Consequenties voor de EU-begroting
Vooralsnog geen, betreft een mededeling.
Financiële, personele en administratieve consequenties voor de rijksoverheid, decentrale overheden en/of bedrijfsleven en burger
De nationale financiële consequenties zijn nog onbekend (zie ook 13). Eventueel financiële consequenties dienen ten laste te komen van het verantwoordelijke beleidsdepartement.

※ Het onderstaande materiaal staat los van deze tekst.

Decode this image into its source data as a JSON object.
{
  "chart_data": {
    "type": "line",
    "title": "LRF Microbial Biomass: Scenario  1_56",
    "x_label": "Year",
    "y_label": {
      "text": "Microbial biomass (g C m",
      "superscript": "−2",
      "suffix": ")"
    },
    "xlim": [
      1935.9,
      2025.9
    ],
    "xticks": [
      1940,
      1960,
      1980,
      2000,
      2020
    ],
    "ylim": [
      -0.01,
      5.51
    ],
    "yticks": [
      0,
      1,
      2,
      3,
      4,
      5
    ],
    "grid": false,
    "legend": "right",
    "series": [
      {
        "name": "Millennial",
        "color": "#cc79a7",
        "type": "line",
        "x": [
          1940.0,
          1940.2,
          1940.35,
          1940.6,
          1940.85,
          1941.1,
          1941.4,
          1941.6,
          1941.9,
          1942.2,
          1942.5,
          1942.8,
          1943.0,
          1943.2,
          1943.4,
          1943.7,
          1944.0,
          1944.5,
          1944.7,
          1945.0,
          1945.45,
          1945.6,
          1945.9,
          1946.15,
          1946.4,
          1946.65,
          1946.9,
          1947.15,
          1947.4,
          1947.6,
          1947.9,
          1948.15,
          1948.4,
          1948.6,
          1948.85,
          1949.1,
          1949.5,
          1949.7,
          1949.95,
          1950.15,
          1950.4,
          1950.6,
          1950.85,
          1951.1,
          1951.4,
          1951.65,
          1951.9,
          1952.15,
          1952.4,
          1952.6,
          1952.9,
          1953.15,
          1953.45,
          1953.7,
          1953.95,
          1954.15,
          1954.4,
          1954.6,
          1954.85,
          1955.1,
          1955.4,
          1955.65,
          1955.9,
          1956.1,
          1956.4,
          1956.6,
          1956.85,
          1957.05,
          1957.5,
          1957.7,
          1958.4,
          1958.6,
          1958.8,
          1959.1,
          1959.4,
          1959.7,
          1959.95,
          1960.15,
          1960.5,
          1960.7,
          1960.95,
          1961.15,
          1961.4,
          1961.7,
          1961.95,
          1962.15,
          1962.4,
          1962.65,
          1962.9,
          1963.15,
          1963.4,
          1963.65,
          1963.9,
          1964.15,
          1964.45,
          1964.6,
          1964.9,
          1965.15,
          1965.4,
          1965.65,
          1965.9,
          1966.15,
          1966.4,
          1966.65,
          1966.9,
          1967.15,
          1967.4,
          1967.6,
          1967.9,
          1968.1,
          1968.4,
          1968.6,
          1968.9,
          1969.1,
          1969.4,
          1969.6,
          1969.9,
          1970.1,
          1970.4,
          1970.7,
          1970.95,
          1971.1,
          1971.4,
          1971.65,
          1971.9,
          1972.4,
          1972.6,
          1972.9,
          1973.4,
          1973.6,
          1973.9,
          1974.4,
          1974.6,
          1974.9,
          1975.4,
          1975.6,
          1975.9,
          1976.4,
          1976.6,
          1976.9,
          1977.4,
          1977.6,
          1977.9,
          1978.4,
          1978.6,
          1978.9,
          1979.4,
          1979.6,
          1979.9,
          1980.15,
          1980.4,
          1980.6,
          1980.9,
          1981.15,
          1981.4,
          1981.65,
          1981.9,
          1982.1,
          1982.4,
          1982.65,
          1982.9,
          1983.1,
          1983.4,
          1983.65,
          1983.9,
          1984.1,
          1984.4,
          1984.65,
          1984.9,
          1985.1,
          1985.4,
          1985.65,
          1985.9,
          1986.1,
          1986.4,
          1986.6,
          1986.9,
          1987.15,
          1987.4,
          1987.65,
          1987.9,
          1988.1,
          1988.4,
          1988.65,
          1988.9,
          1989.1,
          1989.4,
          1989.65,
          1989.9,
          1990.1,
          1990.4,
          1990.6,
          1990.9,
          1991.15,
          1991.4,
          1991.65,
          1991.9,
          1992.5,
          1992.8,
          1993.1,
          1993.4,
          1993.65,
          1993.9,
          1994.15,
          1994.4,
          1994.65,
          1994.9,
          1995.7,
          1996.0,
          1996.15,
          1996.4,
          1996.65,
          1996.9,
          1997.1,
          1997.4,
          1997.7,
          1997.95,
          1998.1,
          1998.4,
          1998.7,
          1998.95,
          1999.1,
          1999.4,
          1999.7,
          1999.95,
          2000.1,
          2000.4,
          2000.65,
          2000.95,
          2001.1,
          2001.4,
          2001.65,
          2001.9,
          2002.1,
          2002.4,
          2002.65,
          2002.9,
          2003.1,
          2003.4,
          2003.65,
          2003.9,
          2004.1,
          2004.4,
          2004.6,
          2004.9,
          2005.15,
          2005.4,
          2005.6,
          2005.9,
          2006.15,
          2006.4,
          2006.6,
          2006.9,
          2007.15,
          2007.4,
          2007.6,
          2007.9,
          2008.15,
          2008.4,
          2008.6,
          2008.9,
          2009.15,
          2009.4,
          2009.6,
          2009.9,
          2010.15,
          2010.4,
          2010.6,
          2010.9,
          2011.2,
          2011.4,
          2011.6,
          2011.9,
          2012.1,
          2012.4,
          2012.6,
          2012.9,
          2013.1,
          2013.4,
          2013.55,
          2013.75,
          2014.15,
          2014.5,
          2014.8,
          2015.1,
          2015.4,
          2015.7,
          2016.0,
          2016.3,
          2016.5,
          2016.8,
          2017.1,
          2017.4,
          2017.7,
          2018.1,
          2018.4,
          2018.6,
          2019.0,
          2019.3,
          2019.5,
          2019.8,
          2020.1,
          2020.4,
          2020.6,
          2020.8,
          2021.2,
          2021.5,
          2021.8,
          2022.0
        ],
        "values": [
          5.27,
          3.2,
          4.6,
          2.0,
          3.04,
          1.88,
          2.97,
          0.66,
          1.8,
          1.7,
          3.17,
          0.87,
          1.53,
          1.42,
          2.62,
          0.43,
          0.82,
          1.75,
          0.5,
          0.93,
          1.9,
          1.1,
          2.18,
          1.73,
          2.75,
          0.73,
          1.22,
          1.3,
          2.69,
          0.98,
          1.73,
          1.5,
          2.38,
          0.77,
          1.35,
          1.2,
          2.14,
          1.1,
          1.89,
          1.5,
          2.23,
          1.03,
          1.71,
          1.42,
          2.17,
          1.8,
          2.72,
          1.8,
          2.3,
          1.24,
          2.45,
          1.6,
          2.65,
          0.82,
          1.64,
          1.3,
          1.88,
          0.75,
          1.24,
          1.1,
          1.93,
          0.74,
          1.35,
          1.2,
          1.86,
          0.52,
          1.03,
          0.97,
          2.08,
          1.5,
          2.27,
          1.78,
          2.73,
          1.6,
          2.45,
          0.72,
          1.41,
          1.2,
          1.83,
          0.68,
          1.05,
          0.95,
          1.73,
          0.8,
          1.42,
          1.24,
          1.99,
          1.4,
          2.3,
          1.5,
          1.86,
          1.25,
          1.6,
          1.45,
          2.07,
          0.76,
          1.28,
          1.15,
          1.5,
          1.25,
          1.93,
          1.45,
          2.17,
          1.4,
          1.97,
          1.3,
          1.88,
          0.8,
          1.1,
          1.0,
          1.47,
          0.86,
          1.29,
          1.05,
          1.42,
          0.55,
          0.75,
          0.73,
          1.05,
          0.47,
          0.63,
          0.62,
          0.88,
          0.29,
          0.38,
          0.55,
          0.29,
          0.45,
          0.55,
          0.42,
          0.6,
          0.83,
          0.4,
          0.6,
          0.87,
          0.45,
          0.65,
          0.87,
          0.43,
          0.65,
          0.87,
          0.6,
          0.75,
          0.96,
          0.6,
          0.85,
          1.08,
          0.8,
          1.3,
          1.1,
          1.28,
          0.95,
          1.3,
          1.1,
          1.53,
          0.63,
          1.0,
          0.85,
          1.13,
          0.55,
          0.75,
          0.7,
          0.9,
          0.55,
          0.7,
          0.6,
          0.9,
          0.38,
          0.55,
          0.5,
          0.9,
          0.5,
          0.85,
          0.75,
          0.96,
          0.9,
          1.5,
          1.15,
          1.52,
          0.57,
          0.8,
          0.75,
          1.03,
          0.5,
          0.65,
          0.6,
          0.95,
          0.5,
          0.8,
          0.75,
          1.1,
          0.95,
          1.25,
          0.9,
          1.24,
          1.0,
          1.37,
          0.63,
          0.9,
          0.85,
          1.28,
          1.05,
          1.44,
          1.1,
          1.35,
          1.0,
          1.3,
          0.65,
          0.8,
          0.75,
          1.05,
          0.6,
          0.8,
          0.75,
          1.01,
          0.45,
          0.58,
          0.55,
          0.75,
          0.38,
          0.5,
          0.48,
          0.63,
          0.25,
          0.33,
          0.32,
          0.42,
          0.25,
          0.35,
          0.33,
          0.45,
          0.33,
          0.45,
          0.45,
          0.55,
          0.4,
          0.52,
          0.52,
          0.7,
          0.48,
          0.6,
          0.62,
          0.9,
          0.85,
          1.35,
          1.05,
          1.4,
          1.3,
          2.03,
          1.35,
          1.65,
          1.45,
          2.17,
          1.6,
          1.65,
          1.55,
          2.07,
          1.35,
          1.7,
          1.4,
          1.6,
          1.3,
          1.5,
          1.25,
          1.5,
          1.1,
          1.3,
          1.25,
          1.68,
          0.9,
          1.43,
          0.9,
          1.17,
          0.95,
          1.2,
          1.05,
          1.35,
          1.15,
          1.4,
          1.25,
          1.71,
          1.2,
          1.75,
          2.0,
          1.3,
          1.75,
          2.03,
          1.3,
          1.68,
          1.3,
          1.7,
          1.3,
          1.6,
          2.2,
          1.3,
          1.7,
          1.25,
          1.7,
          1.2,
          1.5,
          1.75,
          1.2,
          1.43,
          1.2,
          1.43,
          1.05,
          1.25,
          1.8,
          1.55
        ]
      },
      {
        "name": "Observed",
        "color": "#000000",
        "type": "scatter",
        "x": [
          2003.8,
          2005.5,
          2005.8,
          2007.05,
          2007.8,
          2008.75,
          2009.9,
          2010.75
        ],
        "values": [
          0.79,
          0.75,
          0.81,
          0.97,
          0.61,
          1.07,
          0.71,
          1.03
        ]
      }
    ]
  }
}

Consequenties voor nationale en decentrale regelgeving/beleid, (informatie over het inschakelen van nationale agentschappen / zelfstandige bestuursorganen e.d., implementatie en uitvoering, notificatie en handhaving en/of sanctionering)
n.v.t
Voorgestelde implementatietermijn (bij richtlijnen) dan wel voorgestelde datum inwerkingtreding (bij verordeningen en beschikkingen) met commentaar t.a.v. haalbaarheid
n.v.t.
Nederlandse belangen en eerste algemene standpuntbepaling
Industrieel belang.
Het Nederlandse luchtvaartcluster is toeleverancier voor de integrale vliegtuigbouwers. Voor het cluster is het belangrijk dat zij een zo goed mogelijke toegang hebben tot de buitenlandse vliegtuigbouwers.
Eén Defensiemarkt.
De Mededeling is in lijn met de Nederlandse inzet t.a.v. de gewenste liberalisering van de markt voor defensiematerieel op de langere termijn. Nederland propageert een Europees level playing field op een open en transparante Europese defensiemarkt. Een werkelijk level playing field leidt tot competitieverhoging en kan tot betere prijs/kwaliteit verhouding leiden en bijdragen aan een betere concurrentiepositie van het Nederlandse bedrijfsleven. Voor Nederland als consument van defensiematerieel dient de markt ook open naar buiten te zijn. Vrijheid van materieelverwervingskeuze is hierbij van belang. Voor het openen van de markt voor industrieën uit niet-EU-lidstaten moet er ook sprake zijn van een mondiaal level playing field.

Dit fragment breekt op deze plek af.